There are no trash cans. Wah. Trains stop running so early. Wah wah. There are no hand towels in the bathrooms. Wah wah wah, motherfuckers.
One of my all-time favorite complaints is the fact that Japan doesn’t have street names. People who voice this particular complaint are in such a state of blissful ignorance that they are unlikely ever to get used to it. I once met a German guy who was complaining about how hard it is to find things in Japan because of the lack of street names and numbers. I asked him for his address and showed him where he lived in less than 30 seconds. I was equipped to do this because I was carrying my trusty map:
The 2009 version just got released, so I upgraded from the version I bought three years ago. There are a number of different pocket-sized maps, but Mapple’s is the most popular. It has tons of useful information in the front.
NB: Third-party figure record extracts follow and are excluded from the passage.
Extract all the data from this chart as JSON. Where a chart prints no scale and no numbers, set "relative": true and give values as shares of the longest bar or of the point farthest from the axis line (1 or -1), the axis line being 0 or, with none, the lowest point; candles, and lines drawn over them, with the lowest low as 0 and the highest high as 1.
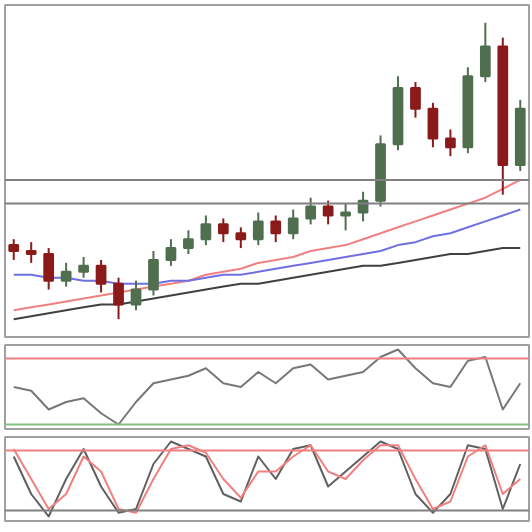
{
  "chart_data": [
    {
      "type": "candlestick",
      "relative": true,
      "categories": [
        null,
        null,
        null,
        null,
        null,
        null,
        null,
        null,
        null,
        null,
        null,
        null,
        null,
        null,
        null,
        null,
        null,
        null,
        null,
        null,
        null,
        null,
        null,
        null,
        null,
        null,
        null,
        null,
        null,
        null
      ],
      "ohlc": [
        [
          0.25,
          0.27,
          0.2,
          0.23
        ],
        [
          0.23,
          0.26,
          0.19,
          0.22
        ],
        [
          0.22,
          0.24,
          0.1,
          0.13
        ],
        [
          0.13,
          0.19,
          0.11,
          0.16
        ],
        [
          0.16,
          0.21,
          0.14,
          0.18
        ],
        [
          0.18,
          0.2,
          0.09,
          0.12
        ],
        [
          0.12,
          0.14,
          0.0,
          0.05
        ],
        [
          0.05,
          0.13,
          0.03,
          0.1
        ],
        [
          0.1,
          0.23,
          0.08,
          0.2
        ],
        [
          0.2,
          0.27,
          0.18,
          0.24
        ],
        [
          0.24,
          0.3,
          0.22,
          0.27
        ],
        [
          0.27,
          0.35,
          0.25,
          0.32
        ],
        [
          0.32,
          0.34,
          0.26,
          0.29
        ],
        [
          0.29,
          0.31,
          0.24,
          0.27
        ],
        [
          0.27,
          0.36,
          0.25,
          0.33
        ],
        [
          0.33,
          0.35,
          0.26,
          0.29
        ],
        [
          0.29,
          0.37,
          0.27,
          0.34
        ],
        [
          0.34,
          0.41,
          0.32,
          0.38
        ],
        [
          0.38,
          0.4,
          0.32,
          0.35
        ],
        [
          0.35,
          0.39,
          0.3,
          0.36
        ],
        [
          0.36,
          0.43,
          0.33,
          0.4
        ],
        [
          0.4,
          0.62,
          0.38,
          0.59
        ],
        [
          0.59,
          0.82,
          0.57,
          0.78
        ],
        [
          0.78,
          0.8,
          0.68,
          0.71
        ],
        [
          0.71,
          0.73,
          0.58,
          0.61
        ],
        [
          0.61,
          0.64,
          0.55,
          0.58
        ],
        [
          0.58,
          0.85,
          0.56,
          0.82
        ],
        [
          0.82,
          1.0,
          0.8,
          0.92
        ],
        [
          0.92,
          0.95,
          0.42,
          0.52
        ],
        [
          0.52,
          0.74,
          0.5,
          0.71
        ]
      ],
      "colors": [
        "#8b1a1a",
        "#8b1a1a",
        "#8b1a1a",
        "#4f6f4f",
        "#4f6f4f",
        "#8b1a1a",
        "#8b1a1a",
        "#4f6f4f",
        "#4f6f4f",
        "#4f6f4f",
        "#4f6f4f",
        "#4f6f4f",
        "#8b1a1a",
        "#8b1a1a",
        "#4f6f4f",
        "#8b1a1a",
        "#4f6f4f",
        "#4f6f4f",
        "#8b1a1a",
        "#4f6f4f",
        "#4f6f4f",
        "#4f6f4f",
        "#4f6f4f",
        "#8b1a1a",
        "#8b1a1a",
        "#8b1a1a",
        "#4f6f4f",
        "#4f6f4f",
        "#8b1a1a",
        "#4f6f4f"
      ],
      "series": [
        {
          "type": "line",
          "color": "#f08080",
          "values": [
            0.03,
            0.04,
            0.05,
            0.06,
            0.07,
            0.08,
            0.09,
            0.1,
            0.11,
            0.12,
            0.13,
            0.15,
            0.16,
            0.17,
            0.19,
            0.2,
            0.21,
            0.23,
            0.24,
            0.25,
            0.27,
            0.29,
            0.31,
            0.33,
            0.35,
            0.37,
            0.39,
            0.41,
            0.44,
            0.47
          ]
        },
        {
          "type": "line",
          "color": "#7070e0",
          "values": [
            0.15,
            0.15,
            0.14,
            0.14,
            0.13,
            0.13,
            0.12,
            0.12,
            0.12,
            0.13,
            0.13,
            0.14,
            0.15,
            0.15,
            0.16,
            0.17,
            0.18,
            0.19,
            0.2,
            0.21,
            0.22,
            0.23,
            0.25,
            0.26,
            0.28,
            0.29,
            0.31,
            0.33,
            0.35,
            0.37
          ]
        },
        {
          "type": "line",
          "color": "#404040",
          "values": [
            0.0,
            0.01,
            0.02,
            0.03,
            0.04,
            0.05,
            0.05,
            0.06,
            0.07,
            0.08,
            0.09,
            0.1,
            0.11,
            0.12,
            0.12,
            0.13,
            0.14,
            0.15,
            0.16,
            0.17,
            0.18,
            0.18,
            0.19,
            0.2,
            0.21,
            0.22,
            0.22,
            0.23,
            0.24,
            0.24
          ]
        }
      ],
      "ref_lines": [
        {
          "axis": "y",
          "value": 0.47,
          "color": "#808080"
        },
        {
          "axis": "y",
          "value": 0.39,
          "color": "#808080"
        }
      ],
      "tick_labels": false,
      "grid": false
    },
    {
      "type": "line",
      "relative": true,
      "categories": [
        null,
        null,
        null,
        null,
        null,
        null,
        null,
        null,
        null,
        null,
        null,
        null,
        null,
        null,
        null,
        null,
        null,
        null,
        null,
        null,
        null,
        null,
        null,
        null,
        null,
        null,
        null,
        null,
        null,
        null
      ],
      "series": [
        {
          "color": "#777777",
          "values": [
            0.5,
            0.45,
            0.2,
            0.3,
            0.35,
            0.15,
            0.0,
            0.3,
            0.55,
            0.6,
            0.65,
            0.75,
            0.55,
            0.5,
            0.7,
            0.55,
            0.75,
            0.8,
            0.6,
            0.65,
            0.7,
            0.9,
            1.0,
            0.75,
            0.55,
            0.5,
            0.85,
            0.9,
            0.2,
            0.55
          ]
        }
      ],
      "ref_lines": [
        {
          "axis": "y",
          "value": 0.88,
          "color": "#f08080"
        },
        {
          "axis": "y",
          "value": 0.0,
          "color": "#80c080"
        }
      ],
      "tick_labels": false,
      "grid": false
    },
    {
      "type": "line",
      "relative": true,
      "categories": [
        null,
        null,
        null,
        null,
        null,
        null,
        null,
        null,
        null,
        null,
        null,
        null,
        null,
        null,
        null,
        null,
        null,
        null,
        null,
        null,
        null,
        null,
        null,
        null,
        null,
        null,
        null,
        null,
        null,
        null
      ],
      "series": [
        {
          "color": "#606060",
          "values": [
            0.8,
            0.3,
            0.0,
            0.5,
            0.9,
            0.4,
            0.05,
            0.1,
            0.7,
            1.0,
            0.9,
            0.8,
            0.3,
            0.2,
            0.8,
            0.5,
            0.9,
            0.95,
            0.4,
            0.6,
            0.8,
            1.0,
            0.9,
            0.3,
            0.05,
            0.3,
            0.95,
            0.9,
            0.1,
            0.7
          ]
        },
        {
          "color": "#f08080",
          "values": [
            0.9,
            0.5,
            0.1,
            0.3,
            0.8,
            0.6,
            0.1,
            0.05,
            0.5,
            0.9,
            0.95,
            0.85,
            0.5,
            0.25,
            0.6,
            0.6,
            0.8,
            0.95,
            0.6,
            0.5,
            0.75,
            0.95,
            0.95,
            0.5,
            0.1,
            0.2,
            0.8,
            0.95,
            0.3,
            0.5
          ]
        }
      ],
      "ref_lines": [
        {
          "axis": "y",
          "value": 0.88,
          "color": "#f08080"
        },
        {
          "axis": "y",
          "value": 0.08,
          "color": "#808080"
        }
      ],
      "tick_labels": false,
      "grid": false
    }
  ]
}
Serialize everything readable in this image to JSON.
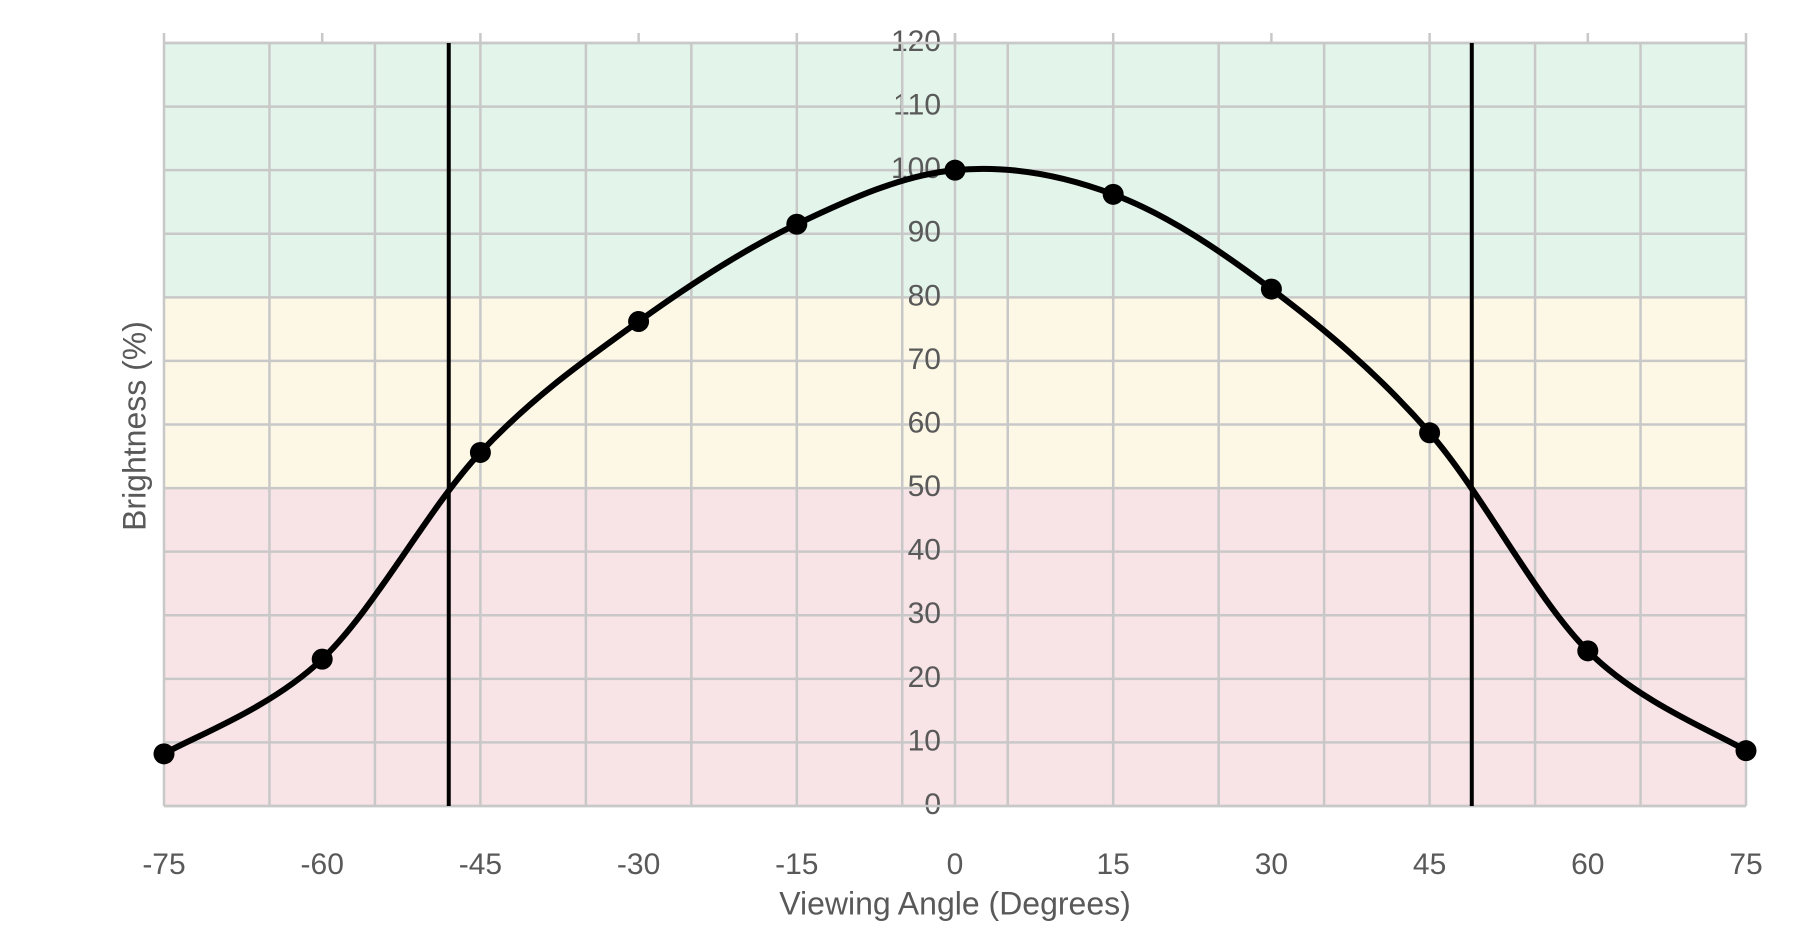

Detailed subway transfer information (which car to stand in for the easiest transfer):
But the most useful part of all is its main function – maps. To find a place, all you need is the 区 (Ward, although recently I’ve seen “City” used frequently), the neighborhood name, and then the address number. The number is a three-digit number in the format 1-2-3, where 1 is the neighborhood number, 2 is the block number, and 3 is the building number. As an example, let’s find the Sword Museum. Its address is 渋谷区代々木4-25-10.
Generally you can look for the ward first on the map. Shibuya is pretty easy, but Yoyogi, the neighborhood name, is actually a bit far from Shibuya Station, so it’s easiest to track down Yoyogi Station’s page from the map in the front, which tells us Yoyogi Station is on pg 88:
Here’s pg 88 around Yoyogi Station:
Clearly not on this page, so lets check one page south:
There’s 代々木4. Now you track down the light blue 25 closest to it, and that will be right about where it is. On the map it’s marked with 刀剣博物館.
Rather than doing everything street by street, Japan takes a grid approach, which is actually a lot more manageable when you think about it. Get used to it. Once you do, you should be able to find anything. Mapple – don’t leave your tiny ass apartment without it.
Oh, and you can forget visiting the Sword Museum – it’s crap. Small display and zero English.